Honthorst-Christ devant le Grand Pretre

Gerrit van Honthorst est né le 4 novembre 1590, il y a exactement 423 ans aujourd’hui. Originaire d’Utrecht où il effectue son apprentissage, il se rend à Rome vers 1610 pour y parfaire sa formation. En ce début du XVIIe siècle, Rome attire les artistes venus de toute l’Europe car la Contre-Réforme a entrainé un certain renouveau de la papauté et le mécénat pontifical est de nouveau très conséquent. Quand Honthorst arrive à Rome, Caravage vient de mourir mais son influence y est encore très présente. On peut admirer ses œuvres dans de nombreuses églises romaines, notamment ses trois immenses toiles consacrées à la vie de Saint Matthieu sur les murs de la chapelle Contarelli de l’église Saint-Louis des Français. Les prestigieuses collections du cardinal de Monte ou de Vincenzo Giustiniani comptent également plusieurs de ses plus beaux tableaux. Or, c’est justement dans le palais de Vincenzo Giustiniani qu’est hébergé Honthorst pendant son séjour romain.

C’est également Giustiniani qui lui commande cette toile, intitulée Le Christ devant le Grand Prêtre (1617, Londres National Gallery). Elle illustre parfaitement l’influence qu’exerça Caravage sur Honthorst. La toile s’organise autour d’une bougie placée au centre du tableau qui éclaire fortement les éléments essentiels : l’avant bras, le visage et surtout le doigt dressé du Grand Prêtre, le livre de la Loi et le visage et la tunique blanche du Christ. Le reste de la composition disparaît dans l’ombre. La puissance expressive de la lumière, explorée par Caravage, prend avec Honthorst et ses éclairages à la bougie une dimension plus théâtrale encore et on comprend immédiatement pourquoi il fut ainsi surnommé par les Italiens « Gherardo delle notti » (Gérard des nocturnes). Honthorst a recours à ce type d’éclairage pour donner une tension dramatique à cet épisode de la Passion du Christ. Après avoir été arrêté au jardin des Oliviers au cours d’une nuit de prières, Jésus est emmené devant le Grand Prêtre du temple de Jérusalem, Caïphe pour être interrogé. Alors que le Grand Prêtre lui demande s’il est le Fils de Dieu, Jésus répond : « Tu l’as dit ». Il est alors accusé de blasphème et condamné à mort. Honthorst utilise également la source de lumière à des fins symboliques. La tunique blanche du Christ réfléchit bien davantage la lumière que le riche vêtement doublé de fourrure du Grand Prêtre mettant en valeur Jésus, « Lumière du Monde ».
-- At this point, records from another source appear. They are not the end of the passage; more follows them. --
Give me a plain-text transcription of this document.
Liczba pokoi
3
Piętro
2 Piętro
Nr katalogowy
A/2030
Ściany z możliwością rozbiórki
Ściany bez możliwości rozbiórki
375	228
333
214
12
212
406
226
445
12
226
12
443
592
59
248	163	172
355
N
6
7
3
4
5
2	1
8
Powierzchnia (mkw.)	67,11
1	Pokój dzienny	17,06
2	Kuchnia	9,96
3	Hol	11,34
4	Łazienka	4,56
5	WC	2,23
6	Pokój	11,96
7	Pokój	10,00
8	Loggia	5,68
De retour dans sa ville natale, dans les années 1620, il fut l’un des principaux représentants de l’école caravagesque d’Utrecht qui perpétua le style de Caravage aux Pays-Bas. On retrouvera, d’autre part, le principe de la scène nocturne fortement éclairée par une bougie dans les tableaux de Georges de La Tour. On ignore cependant si le peintre français connaissait les œuvres de Honthorst.